Dans Autopista del Norte c. Pérou, un tribunal a jugé le Pérou responsable des violations d’un accord de concession sous-jacent. Selon le gouvernement du Pérou, le tribunal n’a accordé qu’environ 8,6 millions de dollars américains (contre 150 millions de dollars américains initialement réclamés par l’investisseur). Cette plainte a été déposée à la suite d’une violation de l’accord de concession de 25 ans à l’encontre de l’investisseur. La concession a été accordée pour la construction et l’exploitation de l’autoroute Pativilca-Trujillo sur la côte péruvienne.

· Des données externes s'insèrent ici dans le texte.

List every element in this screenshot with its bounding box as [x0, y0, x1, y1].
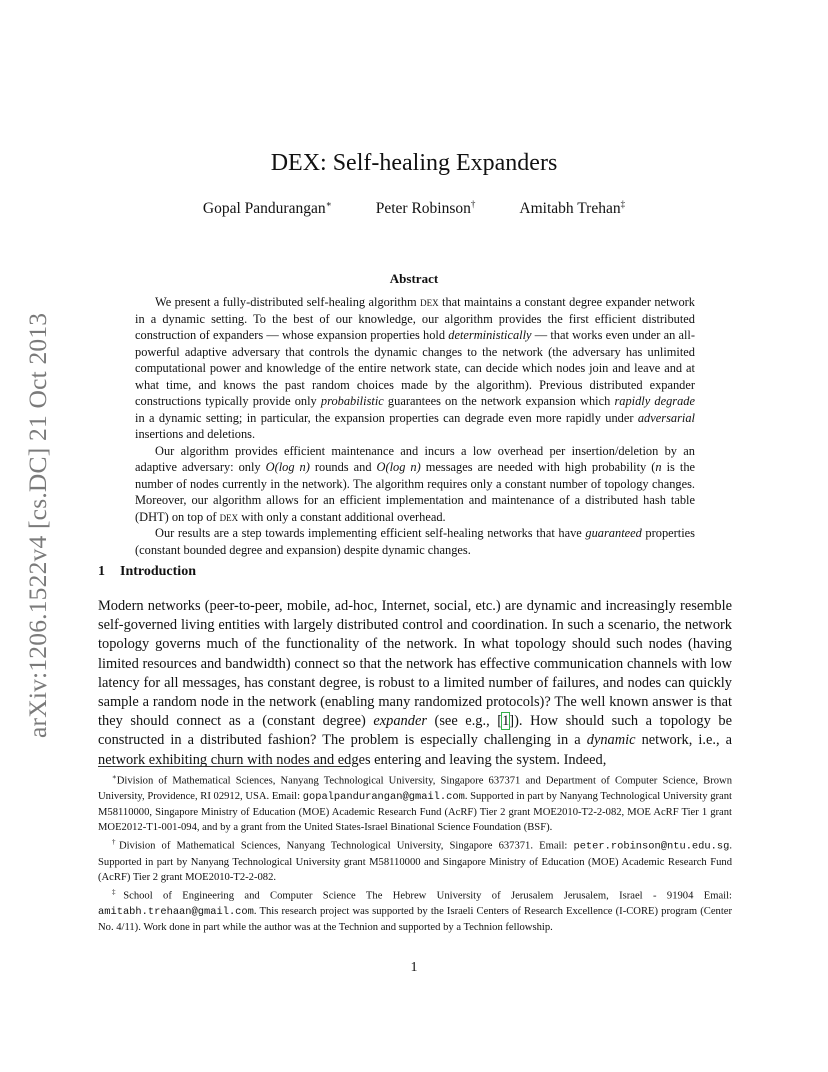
footnotes [98, 770, 732, 936]
abstract-body [135, 294, 695, 558]
paper-title: DEX: Self-healing Expanders [270, 150, 558, 176]
page-number: 1 [410, 960, 418, 975]
intro-paragraph: Modern networks (peer-to-peer, mobile, ad-hoc, Internet, social, etc.) are dynamic and increasingly resemble self-governed living entities with largely distributed control and coordination. In such a scenario, the network topology governs much of the functionality of the network. In what topology should such nodes (having limited resources and bandwidth) connect so that the network has effective communication channels with low latency for all messages, has constant degree, is robust to a limited number of failures, and nodes can quickly sample a random node in the network (enabling many randomized protocols)? The well known answer is that they should connect as a (constant degree) expander (see e.g., [1]). How should such a topology be constructed in a distributed fashion? The problem is especially challenging in a dynamic network, i.e., a network exhibiting churn with nodes and edges entering and leaving the system. Indeed, [98, 598, 732, 768]
footnote: ∗Division of Mathematical Sciences, Nanyang Technological University, Singapore 637371 and Department of Computer Science, Brown University, Providence, RI 02912, USA. Email: gopalpandurangan@gmail.com. Supported in part by Nanyang Technological University grant M58110000, Singapore Ministry of Education (MOE) Academic Research Fund (AcRF) Tier 2 grant MOE2010-T2-2-082, MOE AcRF Tier 1 grant MOE2012-T1-001-094, and by a grant from the United States-Israel Binational Science Foundation (BSF). [98, 773, 732, 834]
section-heading: 1 Introduction [98, 564, 196, 579]
citation-link[interactable]: 1 [502, 713, 510, 730]
email-link[interactable]: gopalpandurangan@gmail.com [302, 790, 465, 803]
email-link[interactable]: amitabh.trehaan@gmail.com [98, 906, 254, 919]
author: Peter Robinson† [375, 199, 476, 218]
introduction-body [98, 597, 732, 770]
email-link[interactable]: peter.robinson@ntu.edu.sg [573, 840, 730, 853]
footnote-divider [98, 766, 350, 767]
footnote: †Division of Mathematical Sciences, Nanyang Technological University, Singapore 637371. Email: peter.robinson@ntu.edu.sg. Supported in part by Nanyang Technological University grant M58110000 and Singapore Ministry of Education (MOE) Academic Research Fund (AcRF) Tier 2 grant MOE2010-T2-2-082. [98, 838, 732, 884]
author: Amitabh Trehan‡ [519, 199, 626, 218]
abstract-paragraph: Our algorithm provides efficient maintenance and incurs a low overhead per insertion/deletion by an adaptive adversary: only O(log n) rounds and O(log n) messages are needed with high probability (n is the number of nodes currently in the network). The algorithm requires only a constant number of topology changes. Moreover, our algorithm allows for an efficient implementation and maintenance of a distributed hash table (DHT) on top of dex with only a constant additional overhead. [135, 443, 696, 524]
arxiv-side-stamp: arXiv:1206.1522v4 [cs.DC] 21 Oct 2013 [23, 312, 52, 738]
author: Gopal Pandurangan∗ [202, 199, 332, 218]
abstract-paragraph: Our results are a step towards implementing efficient self-healing networks that have guaranteed properties (constant bounded degree and expansion) despite dynamic changes. [135, 526, 695, 557]
author-list [0, 199, 828, 218]
footnote: ‡School of Engineering and Computer Science The Hebrew University of Jerusalem Jerusalem, Israel - 91904 Email: amitabh.trehaan@gmail.com. This research project was supported by the Israeli Centers of Research Excellence (I-CORE) program (Center No. 4/11). Work done in part while the author was at the Technion and supported by a Technion fellowship. [98, 888, 732, 934]
abstract-heading: Abstract [389, 271, 439, 286]
abstract-paragraph: We present a fully-distributed self-healing algorithm dex that maintains a constant degree expander network in a dynamic setting. To the best of our knowledge, our algorithm provides the first efficient distributed construction of expanders — whose expansion properties hold deterministically — that works even under an all-powerful adaptive adversary that controls the dynamic changes to the network (the adversary has unlimited computational power and knowledge of the entire network state, can decide which nodes join and leave and at what time, and knows the past random choices made by the algorithm). Previous distributed expander constructions typically provide only probabilistic guarantees on the network expansion which rapidly degrade in a dynamic setting; in particular, the expansion properties can degrade even more rapidly under adversarial insertions and deletions. [135, 295, 696, 441]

Dans une importante victoire, le Agencia Nacional de Defence Juridica (Agence d’État colombienne chargée de sa défense juridique -ANDJE-) a fait échouer une plainte déposée par l’investisseur espagnol AFC. Le tribunal arbitral a rejeté la demande de l’AFC en vertu de l’article 41(5) du CIRDI (qui prévoit le rejet anticipé des demandes) et, comme l’ont rapporté Juan Felipe Merizalde et Juan Pablo Gomez, « le Tribunal a rapidement résolu un différend sans obliger les parties à soumettre un dossier complet sur le fond de l’affaire. »

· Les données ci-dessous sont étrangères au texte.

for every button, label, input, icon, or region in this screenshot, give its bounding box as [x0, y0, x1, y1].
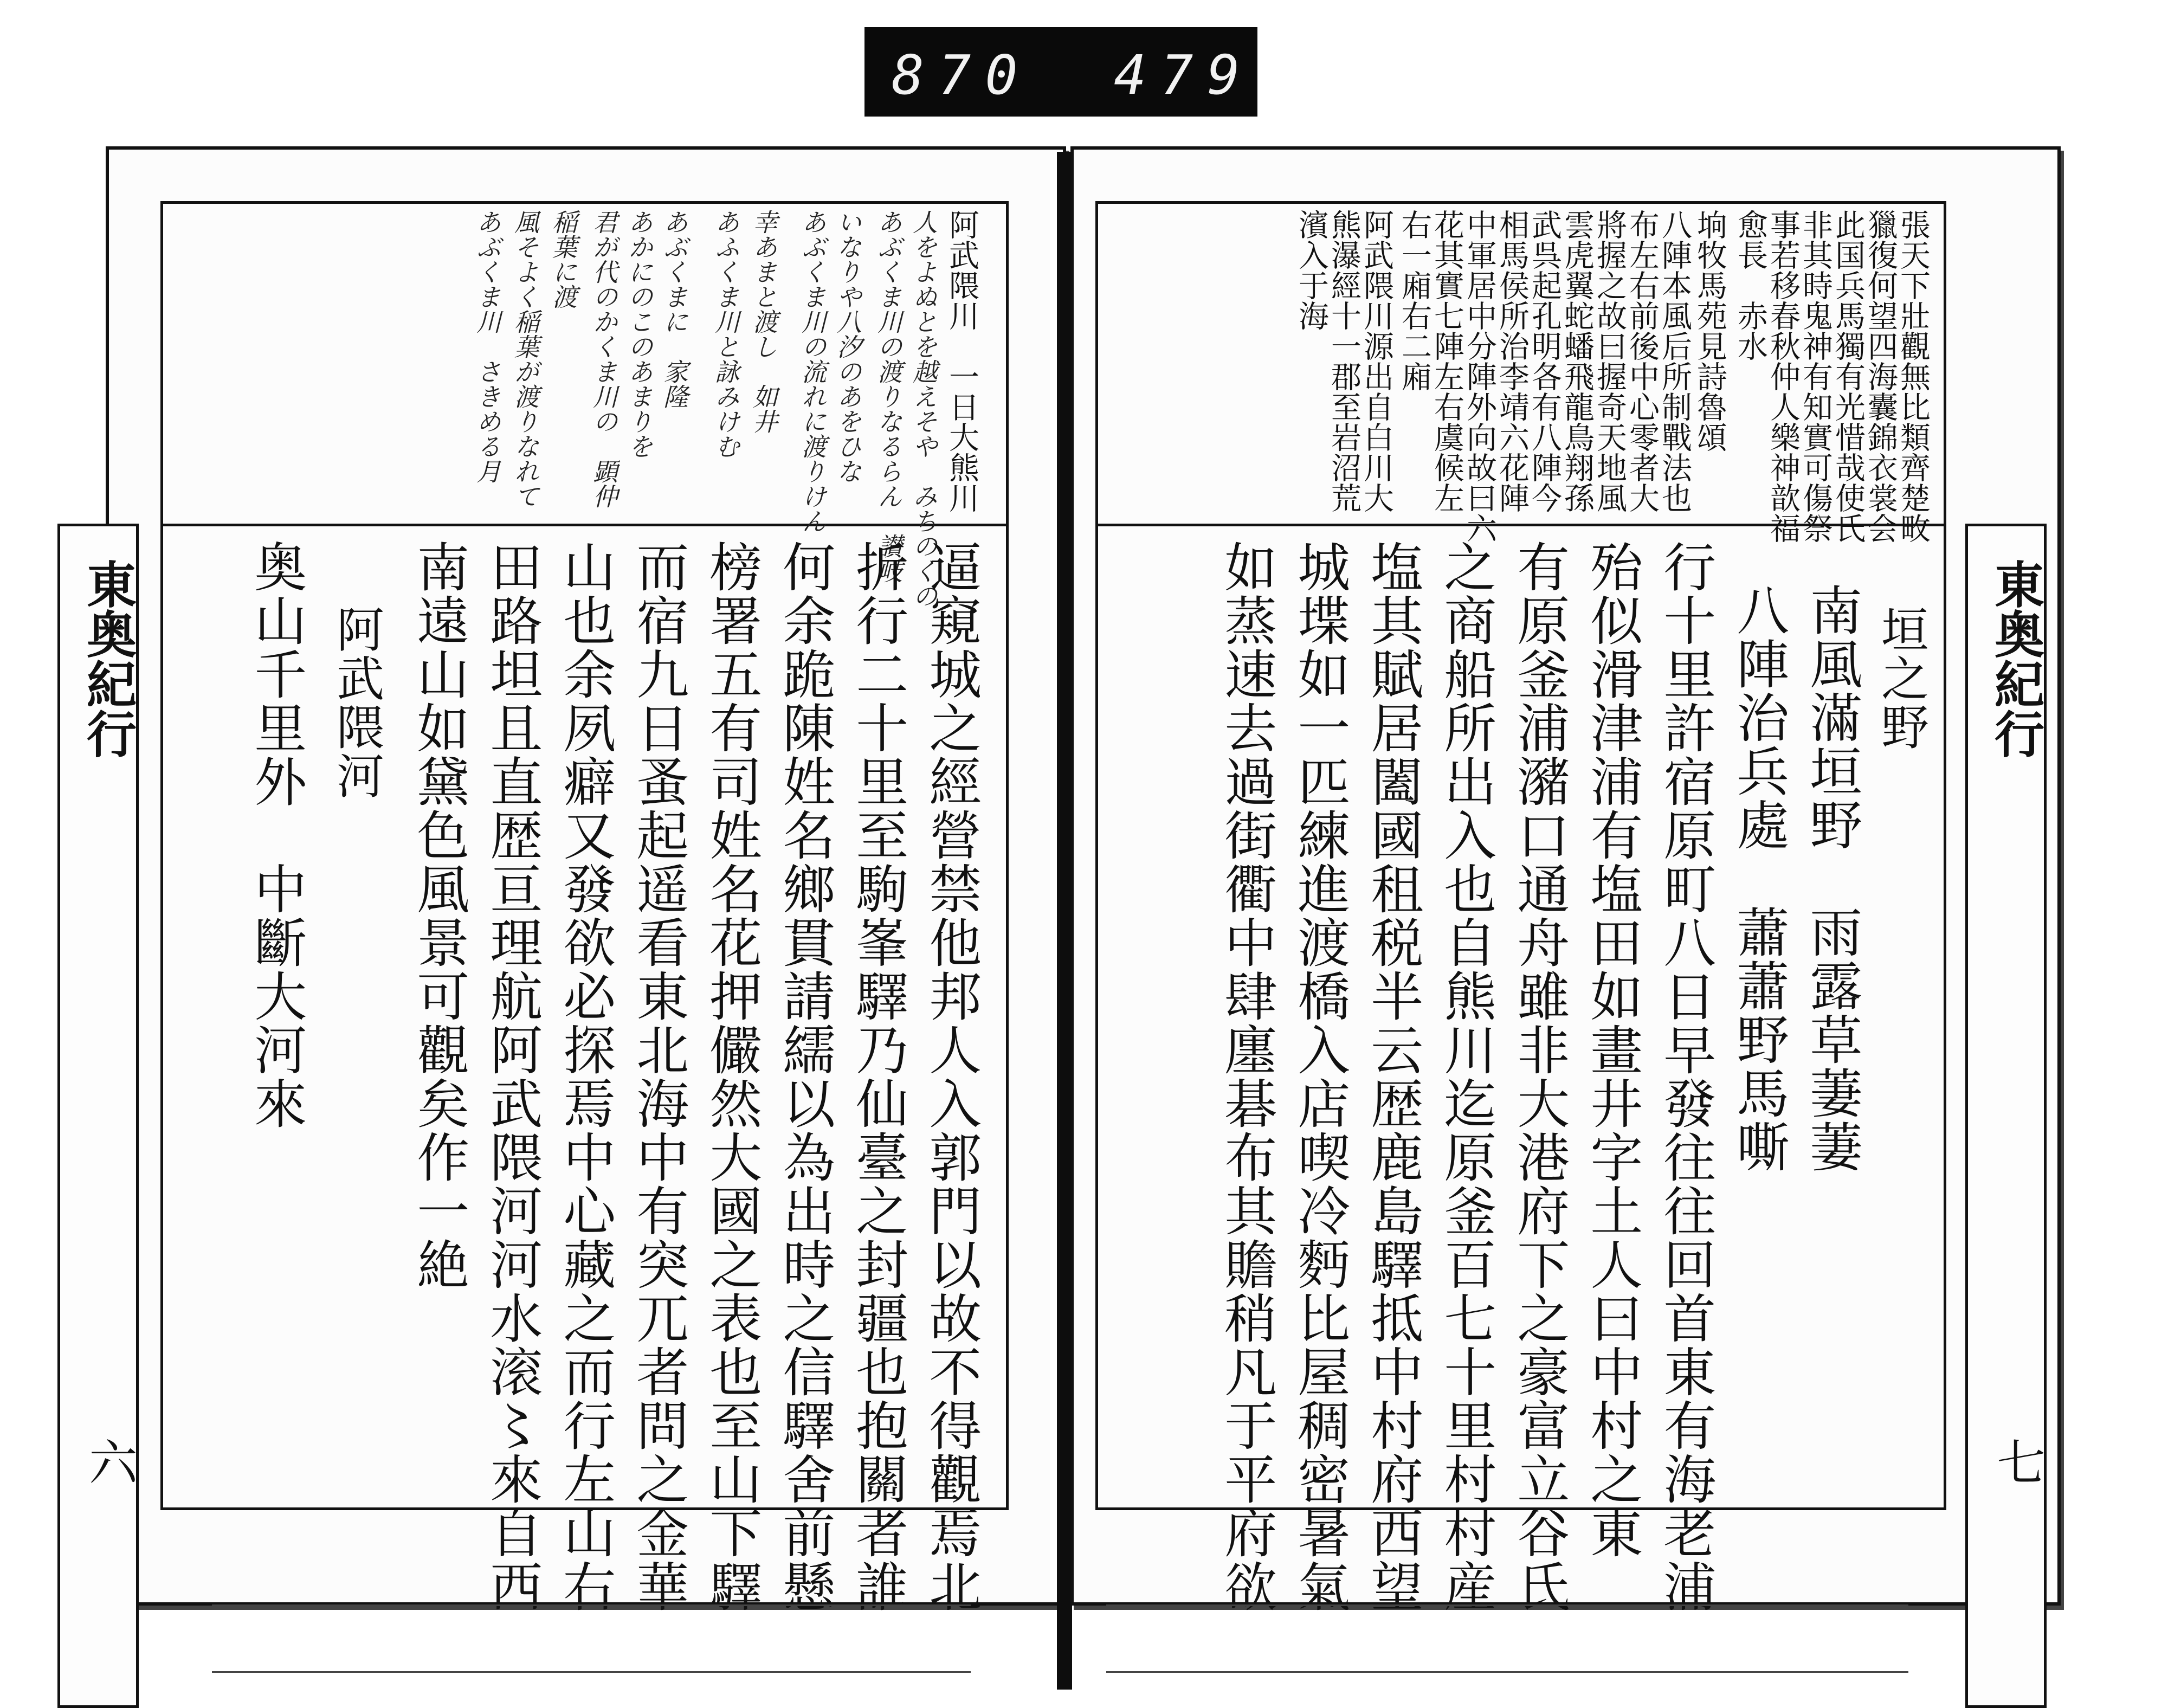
headnote-column: 阿武隈川 一日大熊川 — [944, 209, 979, 513]
left-archive-number: 870 — [892, 43, 1032, 107]
main-text-column: 逼窺城之經營禁他邦人入郭門以故不得觀焉北 — [920, 540, 982, 1613]
headnote-column: あかにのこのあまりを — [624, 209, 654, 459]
archive-label-strip — [864, 27, 1257, 117]
main-text-column: 何余跪陳姓名鄉貫請繻以為出時之信驛舍前懸 — [773, 540, 835, 1613]
headnote-column: 幸あまと渡し 如井 — [749, 209, 778, 434]
headnote-column: 君が代のかくま川の 顕仲 — [589, 209, 618, 508]
main-text-column: 塩其賦居闔國租税半云歴鹿島驛抵中村府西望 — [1362, 540, 1423, 1613]
main-text-column: 山也余夙癖又發欲必探焉中心藏之而行左山右 — [554, 540, 616, 1613]
headnote-column: 濱入于海 — [1294, 209, 1329, 331]
headnote-column: 雲虎翼蛇蟠飛龍鳥翔孫 — [1559, 209, 1595, 513]
main-text-column: 榜署五有司姓名花押儼然大國之表也至山下驛 — [700, 540, 762, 1613]
headnote-column: 武呉起孔明各有八陣今 — [1527, 209, 1562, 513]
headnote-column: 風そよく稲葉が渡りなれて — [511, 209, 540, 508]
main-text-column: 南遠山如黛色風景可觀矣作一絶 — [408, 540, 469, 1291]
left-page-edges — [212, 1604, 971, 1673]
main-text-column: 行十里許宿原町八日早發往往回首東有海老浦 — [1654, 540, 1716, 1613]
headnote-column: 獵復何望四海囊錦衣裳会 — [1863, 209, 1898, 543]
right-tab-title: 東奥紀行 — [1986, 559, 2045, 758]
main-text-column: 城堞如一匹練進渡橋入店喫冷麪比屋稠密暑氣 — [1288, 540, 1350, 1613]
main-text-column: 殆似滑津浦有塩田如畫井字土人曰中村之東 — [1581, 540, 1643, 1559]
headnote-column: 稲葉に渡 — [549, 209, 578, 309]
main-text-column: 而宿九日蚤起遥看東北海中有突兀者問之金華 — [627, 540, 689, 1613]
poem-line: 八陣治兵處 蕭蕭野馬嘶 — [1727, 583, 1789, 1174]
main-text-column: 如蒸速去過街衢中肆廛碁布其贍稍凡于平府欲 — [1215, 540, 1277, 1613]
headnote-column: 垧牧馬苑見詩魯頌 — [1692, 209, 1727, 452]
headnote-column: 張天下壯觀無比類齊楚畋 — [1895, 209, 1931, 543]
headnote-column: 愈長 赤水 — [1733, 209, 1768, 361]
headnote-column: 布左右前後中心零者大 — [1624, 209, 1660, 513]
headnote-column: 阿武隈川源出自白川大 — [1359, 209, 1394, 513]
poem-title: 垣之野 — [1874, 605, 1930, 751]
right-page-edges — [1106, 1604, 1908, 1673]
poem-line: 南風滿垣野 雨露草萋萋 — [1801, 583, 1862, 1174]
poem-line: 奥山千里外 中斷大河來 — [245, 540, 307, 1130]
left-page — [79, 146, 1066, 1613]
main-text-column: 田路坦且直歴亘理航阿武隈河河水滚〻來自西 — [481, 540, 543, 1613]
headnote-column: 相馬侯所治李靖六花陣 — [1494, 209, 1530, 513]
headnote-column: 此国兵馬獨有光惜哉使氏 — [1830, 209, 1866, 543]
headnote-column: 事若移春秋仲人樂神歆福 — [1765, 209, 1801, 543]
headnote-column: 非其時鬼神有知實可傷祭 — [1798, 209, 1833, 543]
right-page — [1070, 146, 2061, 1613]
headnote-column: あぶくま川の流れに渡りけん — [798, 209, 827, 533]
headnote-column: 右一廂右二廂 — [1397, 209, 1432, 391]
left-page-number: 六 — [80, 1437, 137, 1486]
main-text-column: 折行二十里至駒峯驛乃仙臺之封疆也抱關者誰 — [847, 540, 908, 1613]
headnote-column: あぶくまに 家隆 — [660, 209, 689, 409]
headnote-column: 將握之故曰握奇天地風 — [1592, 209, 1627, 513]
headnote-column: あぶくま川の渡りなるらん 讃岐 — [874, 209, 903, 583]
headnote-column: 熊瀑經十一郡至岩沼荒 — [1326, 209, 1362, 513]
headnote-column: いなりや八汐のあをひな — [833, 209, 862, 484]
right-page-tab — [1965, 524, 2047, 1708]
headnote-column: 八陣本風后所制戰法也 — [1657, 209, 1692, 513]
right-page-number: 七 — [1988, 1437, 2045, 1486]
headnote-column: あぶくま川 さきめる月 — [473, 209, 502, 484]
headnote-column: 花其實七陣左右虞候左 — [1429, 209, 1464, 513]
headnote-column: 人をよぬとを越えそや みちのくの — [909, 209, 938, 608]
right-archive-number: 479 — [1114, 43, 1254, 107]
main-text-column: 有原釜浦瀦口通舟雖非大港府下之豪富立谷氏 — [1508, 540, 1570, 1613]
headnote-column: 中軍居中分陣外向故曰六 — [1462, 209, 1497, 543]
book-gutter — [1057, 152, 1072, 1690]
left-page-tab — [57, 524, 139, 1708]
main-text-column: 之商船所出入也自熊川迄原釜百七十里村村産 — [1435, 540, 1496, 1613]
poem-title: 阿武隈河 — [329, 605, 385, 800]
left-tab-title: 東奥紀行 — [79, 559, 137, 758]
headnote-column: あふくま川と詠みけむ — [711, 209, 740, 459]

À la fin de l’année Agencia Nacional de Defence Juridica a publié un rapport sur les coûts de l’arbitrage entre investisseurs et États en Amérique latine, qui fournit des informations pertinentes sur les coûts dans la région. Le rapport s’appuie sur une analyse statistique pour établir les tendances actuelles en matière de répartition des coûts et estime les coûts moyens d’un arbitrage en matière d’investissement.

Conclusion

Les développements discutés reflètent les tendances initialement prévues au début de 2022 : (i) une augmentation des différends liés à l’énergie qui se retrouve dans les consultations lancées par les États-Unis dans le cadre de l’UMSCA à la suite des changements de politique énergétique du Mexique ; (ii) le CIRDI a finalisé un processus de réformes avec son Règlement CIRDI 2022 qui apporterait des développements intéressants en matière de transparence et d’efficacité aux procédures d’arbitrage ; (iii) des États comme la Colombie et l’Équateur continueraient à chercher des moyens de renforcer et de rendre plus efficaces leurs équipes de défense locales ; et (iv) alors que le monde semblait s’être adapté à la « nouvelle normalité », les différends liés au COVID étaient toujours sur le radar.

Nous prévoyons que 2023 ne fera pas exception et que la tendance à l’augmentation des différends entre investisseurs et États se poursuivra en Amérique latine. Nous attendons avec impatience de recevoir de nombreuses autres contributions de notre réseau dans la région et de tenir notre communauté à jour en 2023.